Hed had kept the leg constantly flexed upon the thigh, and almost always nearly at an acute angle. As a consequence, the tendons had become contracted, and I could not succeed in straightening the limb by any reasonable amount of force. The anterior half of the foot was of a dark red color, much enlarged, with numerous fistulous openings over the metatarsal bones, and which, when examined with the probe, were all found to lead to carious bone.

The amount of disease in these parts seemed to be so considerable, that my first impression was in favor of amputation, by Lisfranc's operation, but after more minute examination, I concluded that it would be more judicious to endeavor to save the foot, by ex-secting only the bones which were actually diseased.
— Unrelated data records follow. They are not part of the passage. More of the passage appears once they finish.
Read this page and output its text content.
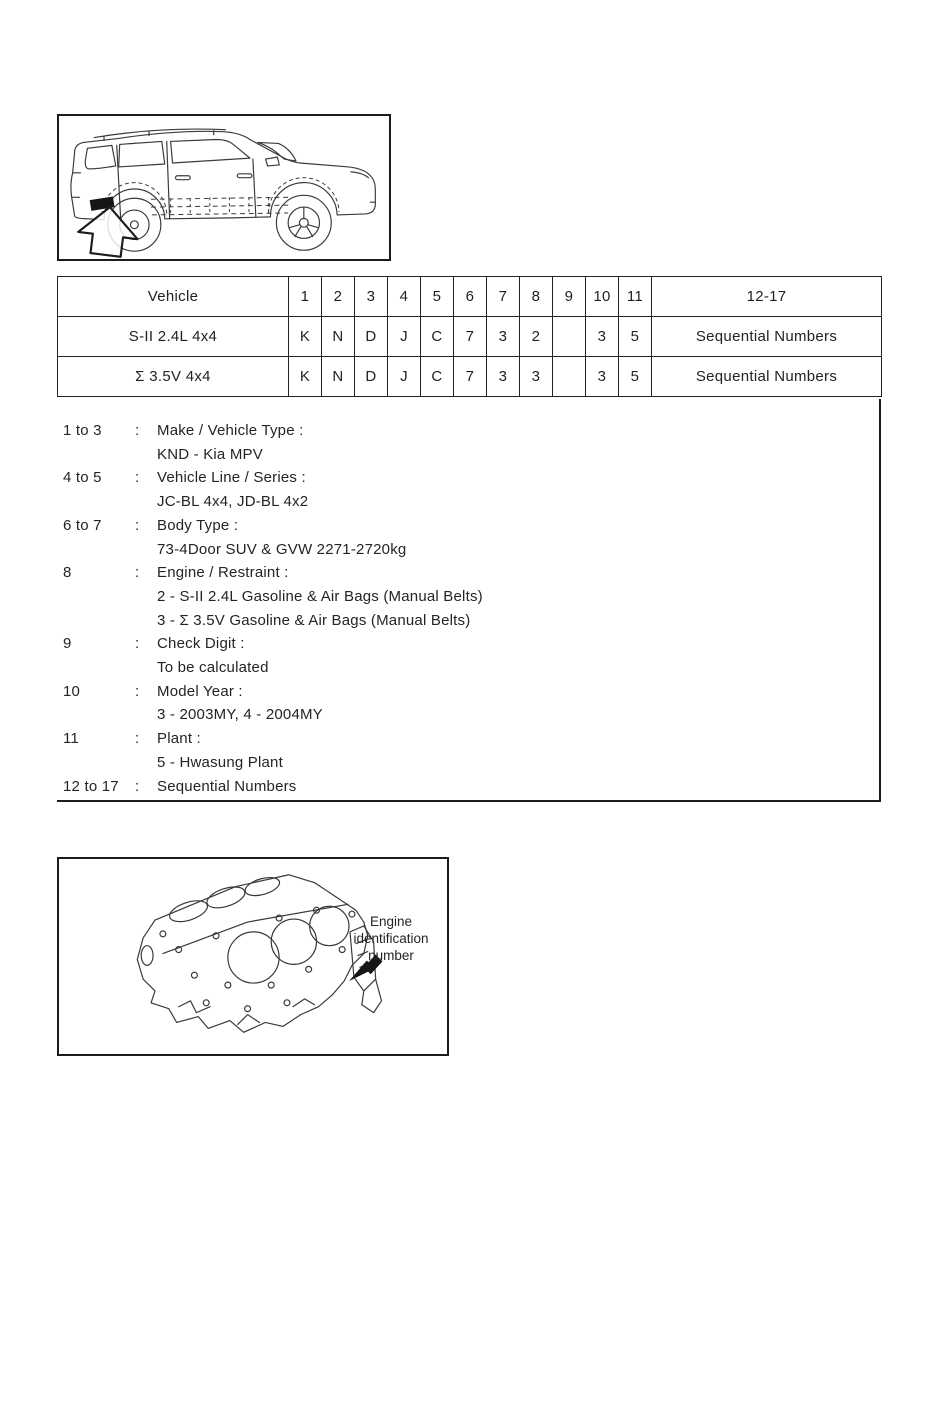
Vehicle	1	2	3	4	5	6	7	8	9	10	11	12-17
S-II 2.4L 4x4	K	N	D	J	C	7	3	2		3	5	Sequential Numbers
Σ 3.5V 4x4	K	N	D	J	C	7	3	3		3	5	Sequential Numbers
1 to 3	:	Make / Vehicle Type :
KND - Kia MPV
4 to 5	:	Vehicle Line / Series :
JC-BL 4x4, JD-BL 4x2
6 to 7	:	Body Type :
73-4Door SUV & GVW 2271-2720kg
8	:	Engine / Restraint :
2 - S-II 2.4L Gasoline & Air Bags (Manual Belts)
3 - Σ 3.5V Gasoline & Air Bags (Manual Belts)
9	:	Check Digit :
To be calculated
10	:	Model Year :
3 - 2003MY, 4 - 2004MY
11	:	Plant :
5 - Hwasung Plant
12 to 17	:	Sequential Numbers
Engine
identification
number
Accordingly, the next day (29th), assisted by Drs. Cullen, Enos, and Drake, the patient having been placed under the influence of chloroform, I made an incision on the inner side of the foot, over and along nearly the whole length of the first metatarsal bone, completely down to its surface; another transverse incision was then made, commencing from the centre of the first, and extending about an inch through the integuments towards the outer side of the foot. The knife was now kept

close to the first metatarsal bone, so as to dissect the soft parts completely from around the greater portion of it.
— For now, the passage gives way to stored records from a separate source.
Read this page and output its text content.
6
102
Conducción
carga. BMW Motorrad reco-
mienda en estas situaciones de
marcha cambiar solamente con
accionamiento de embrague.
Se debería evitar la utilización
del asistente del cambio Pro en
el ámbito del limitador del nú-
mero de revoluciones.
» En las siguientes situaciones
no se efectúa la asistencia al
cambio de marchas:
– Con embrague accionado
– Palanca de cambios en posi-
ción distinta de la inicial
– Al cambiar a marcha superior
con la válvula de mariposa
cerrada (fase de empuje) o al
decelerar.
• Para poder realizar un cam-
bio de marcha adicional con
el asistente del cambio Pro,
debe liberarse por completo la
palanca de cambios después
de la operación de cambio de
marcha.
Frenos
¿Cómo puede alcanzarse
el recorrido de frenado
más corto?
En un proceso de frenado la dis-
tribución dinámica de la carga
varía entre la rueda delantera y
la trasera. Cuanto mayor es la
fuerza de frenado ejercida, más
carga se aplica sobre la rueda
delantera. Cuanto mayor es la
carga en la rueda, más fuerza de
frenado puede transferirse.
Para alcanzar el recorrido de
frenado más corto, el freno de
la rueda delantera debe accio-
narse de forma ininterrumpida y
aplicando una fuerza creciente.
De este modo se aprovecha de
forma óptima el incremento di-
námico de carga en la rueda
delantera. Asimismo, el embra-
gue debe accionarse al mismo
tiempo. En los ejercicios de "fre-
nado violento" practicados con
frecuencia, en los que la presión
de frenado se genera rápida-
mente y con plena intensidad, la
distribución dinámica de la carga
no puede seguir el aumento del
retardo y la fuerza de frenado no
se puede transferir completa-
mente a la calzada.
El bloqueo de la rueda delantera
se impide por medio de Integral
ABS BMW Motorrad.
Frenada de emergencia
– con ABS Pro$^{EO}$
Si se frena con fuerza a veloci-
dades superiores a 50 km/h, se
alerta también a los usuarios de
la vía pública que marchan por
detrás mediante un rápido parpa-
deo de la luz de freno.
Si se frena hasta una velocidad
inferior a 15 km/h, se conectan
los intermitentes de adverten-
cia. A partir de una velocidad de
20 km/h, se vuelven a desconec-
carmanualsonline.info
This bone, which was found to be carious, was divided by Liston's forceps, and the posterior part separated by the scalpel from the first cuneiform bone, and removed. The remainder was then taken away, with the exception of about one inch of the anterior extremety, upon which the first phalanx of the great toe is articulated. This portion, being apparently healthy, was preserved. The second and third

metatarsal bones, being also much diseased, were entirely removed by cutting through them with Liston's forceps, and then disarticulating their extremities from the second and third cuneiform bones, and from the first phalanges of the second and third toes. A number of irregularly formed masses of ossific matter, which had been thrown out in the vicinity of the diseased bones, was also taken away.
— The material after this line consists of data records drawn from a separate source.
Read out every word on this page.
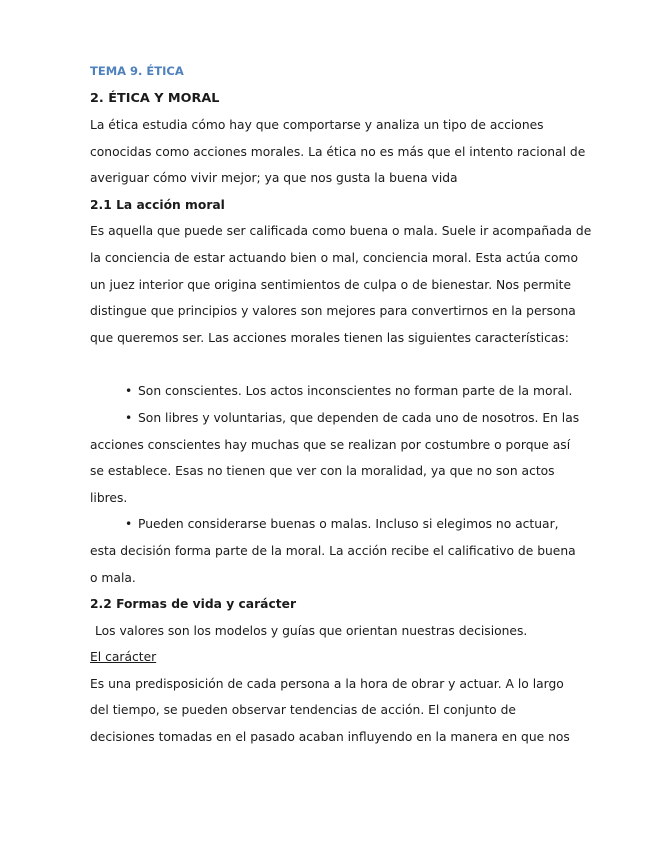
TEMA 9. ÉTICA
2. ÉTICA Y MORAL
La ética estudia cómo hay que comportarse y analiza un tipo de acciones
conocidas como acciones morales. La ética no es más que el intento racional de
averiguar cómo vivir mejor; ya que nos gusta la buena vida
2.1 La acción moral
Es aquella que puede ser calificada como buena o mala. Suele ir acompañada de
la conciencia de estar actuando bien o mal, conciencia moral. Esta actúa como
un juez interior que origina sentimientos de culpa o de bienestar. Nos permite
distingue que principios y valores son mejores para convertirnos en la persona
que queremos ser. Las acciones morales tienen las siguientes características:
• Son conscientes. Los actos inconscientes no forman parte de la moral.
• Son libres y voluntarias, que dependen de cada uno de nosotros. En las
acciones conscientes hay muchas que se realizan por costumbre o porque así
se establece. Esas no tienen que ver con la moralidad, ya que no son actos
libres.
• Pueden considerarse buenas o malas. Incluso si elegimos no actuar,
esta decisión forma parte de la moral. La acción recibe el calificativo de buena
o mala.
2.2 Formas de vida y carácter
Los valores son los modelos y guías que orientan nuestras decisiones.
El carácter
Es una predisposición de cada persona a la hora de obrar y actuar. A lo largo
del tiempo, se pueden observar tendencias de acción. El conjunto de
decisiones tomadas en el pasado acaban influyendo en la manera en que nos
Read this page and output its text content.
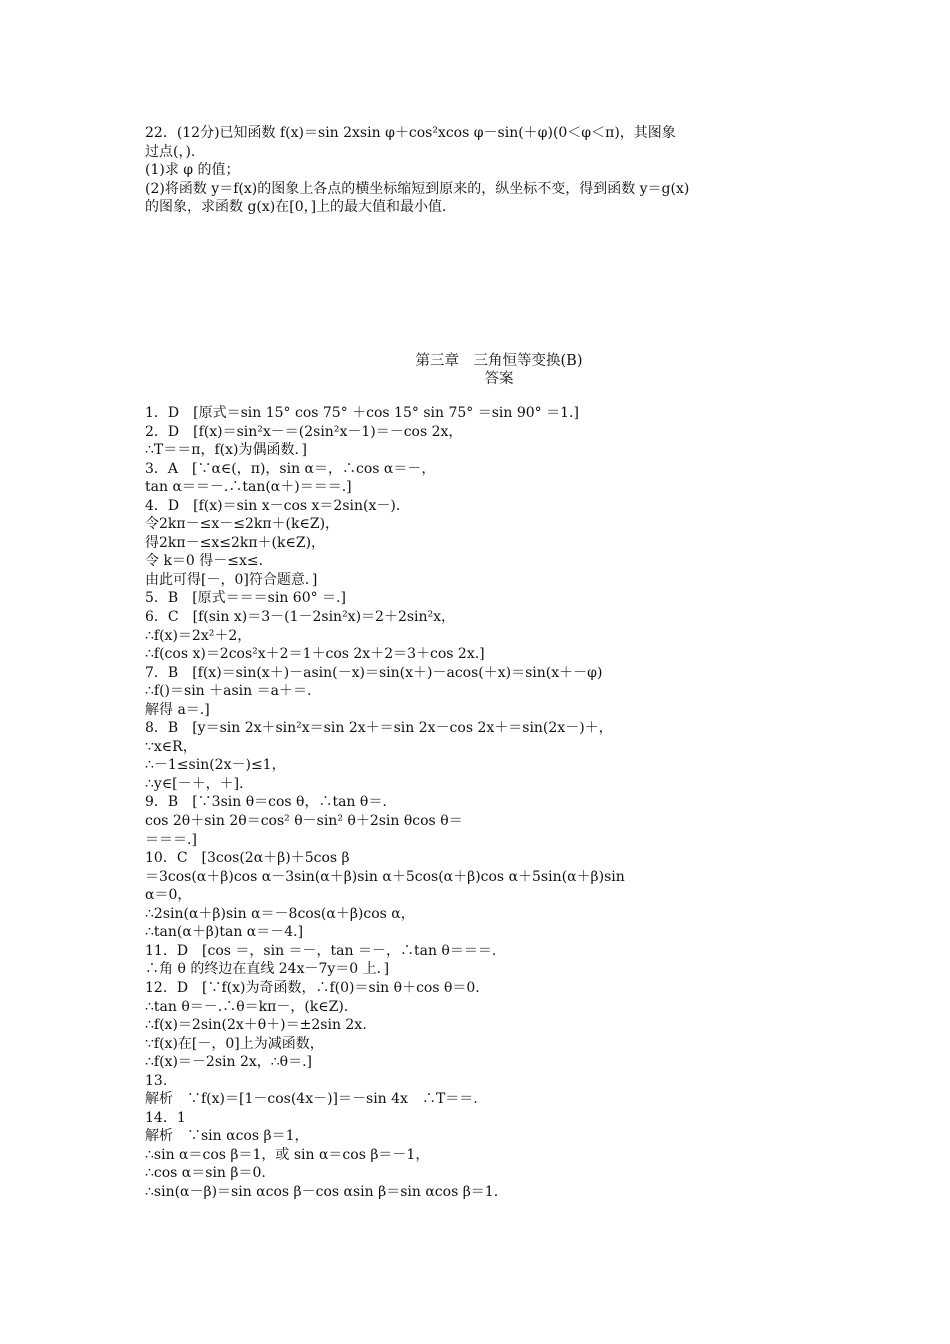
22．(12分)已知函数 f(x)＝sin 2xsin φ＋cos²xcos φ－sin(＋φ)(0＜φ＜π)，其图象
过点(，)．
(1)求 φ 的值；
(2)将函数 y＝f(x)的图象上各点的横坐标缩短到原来的，纵坐标不变，得到函数 y＝g(x)
的图象，求函数 g(x)在[0，]上的最大值和最小值．
第三章　三角恒等变换(B)
答案
1．D　[原式＝sin 15° cos 75° ＋cos 15° sin 75° ＝sin 90° ＝1.]
2．D　[f(x)＝sin²x－＝(2sin²x－1)＝－cos 2x，
∴T＝＝π，f(x)为偶函数．]
3．A　[∵α∈(，π)，sin α＝，∴cos α＝－，
tan α＝＝－.∴tan(α＋)＝＝＝.]
4．D　[f(x)＝sin x－cos x＝2sin(x－)．
令2kπ－≤x－≤2kπ＋(k∈Z)，
得2kπ－≤x≤2kπ＋(k∈Z)，
令 k＝0 得－≤x≤.
由此可得[－，0]符合题意．]
5．B　[原式＝＝＝sin 60° ＝.]
6．C　[f(sin x)＝3－(1－2sin²x)＝2＋2sin²x，
∴f(x)＝2x²＋2，
∴f(cos x)＝2cos²x＋2＝1＋cos 2x＋2＝3＋cos 2x.]
7．B　[f(x)＝sin(x＋)－asin(－x)＝sin(x＋)－acos(＋x)＝sin(x＋－φ)
∴f()＝sin ＋asin ＝a＋＝.
解得 a＝.]
8．B　[y＝sin 2x＋sin²x＝sin 2x＋＝sin 2x－cos 2x＋＝sin(2x－)＋，
∵x∈R，
∴－1≤sin(2x－)≤1，
∴y∈[－＋，＋]．
9．B　[∵3sin θ＝cos θ，∴tan θ＝.
cos 2θ＋sin 2θ＝cos² θ－sin² θ＋2sin θcos θ＝
＝＝＝.]
10．C　[3cos(2α＋β)＋5cos β
＝3cos(α＋β)cos α－3sin(α＋β)sin α＋5cos(α＋β)cos α＋5sin(α＋β)sin
α＝0，
∴2sin(α＋β)sin α＝－8cos(α＋β)cos α，
∴tan(α＋β)tan α＝－4.]
11．D　[cos ＝，sin ＝－，tan ＝－，∴tan θ＝＝＝.
∴角 θ 的终边在直线 24x－7y＝0 上．]
12．D　[∵f(x)为奇函数，∴f(0)＝sin θ＋cos θ＝0.
∴tan θ＝－.∴θ＝kπ－，(k∈Z)．
∴f(x)＝2sin(2x＋θ＋)＝±2sin 2x.
∵f(x)在[－，0]上为减函数，
∴f(x)＝－2sin 2x，∴θ＝.]
13.
解析　∵f(x)＝[1－cos(4x－)]＝－sin 4x　∴T＝＝.
14．1
解析　∵sin αcos β＝1，
∴sin α＝cos β＝1，或 sin α＝cos β＝－1，
∴cos α＝sin β＝0.
∴sin(α－β)＝sin αcos β－cos αsin β＝sin αcos β＝1.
The hemorrhage, which was principally from the minuter vessels, amounted, perhaps, to ten or twelve ounces. Only the external plantar, and one or two small arteries, required the ligature. The wound, which was very deep, was filled with soft pledgets of lint, covered by a compress and a few turns of a roller.

Not the slightest unfavorable symptom occurred during the whole course of treatment. After the wound had commenced to suppurate I enjoined upon the patient the necessity of making frequent extension of the leg upon the thigh, and of keeping the limb, for a considerable time every day, as nearly as possible approaching the extended position, with the view of overcoming the contraction of the parts about the knee joint. The patient came to see me on this day (December 12th), about two and a half months from the time of operation, having walked nearly half a mile. I found the wound perfectly healed. A cicatrix, about an inch and a quarter in depth, occupies the former situation of the bones which have been removed. The patient states that he is free from pain, but that there is some swelling about the foot and ankle joint whenever he walks much, but that this is daily diminishing, and the power and motions of the limb are constantly improving. He can now extend the leg upon the thigh nearly to a straight position without any difficulty, the contracted state of the parts, about the knee-joints, having almost entirely disappeared.

P. S.-This day (January 27th, 1858) I received a letter from the patient, in which he says: "I am happy to inform you that my foot is getting along very well. The swelling has gone out of my leg, and I now walk around with a cane, and hope I will soon walk without any." He otherwise expresses himself as exceedingly well satisfied with the result of the operation.-N. Y. Jour. of Med.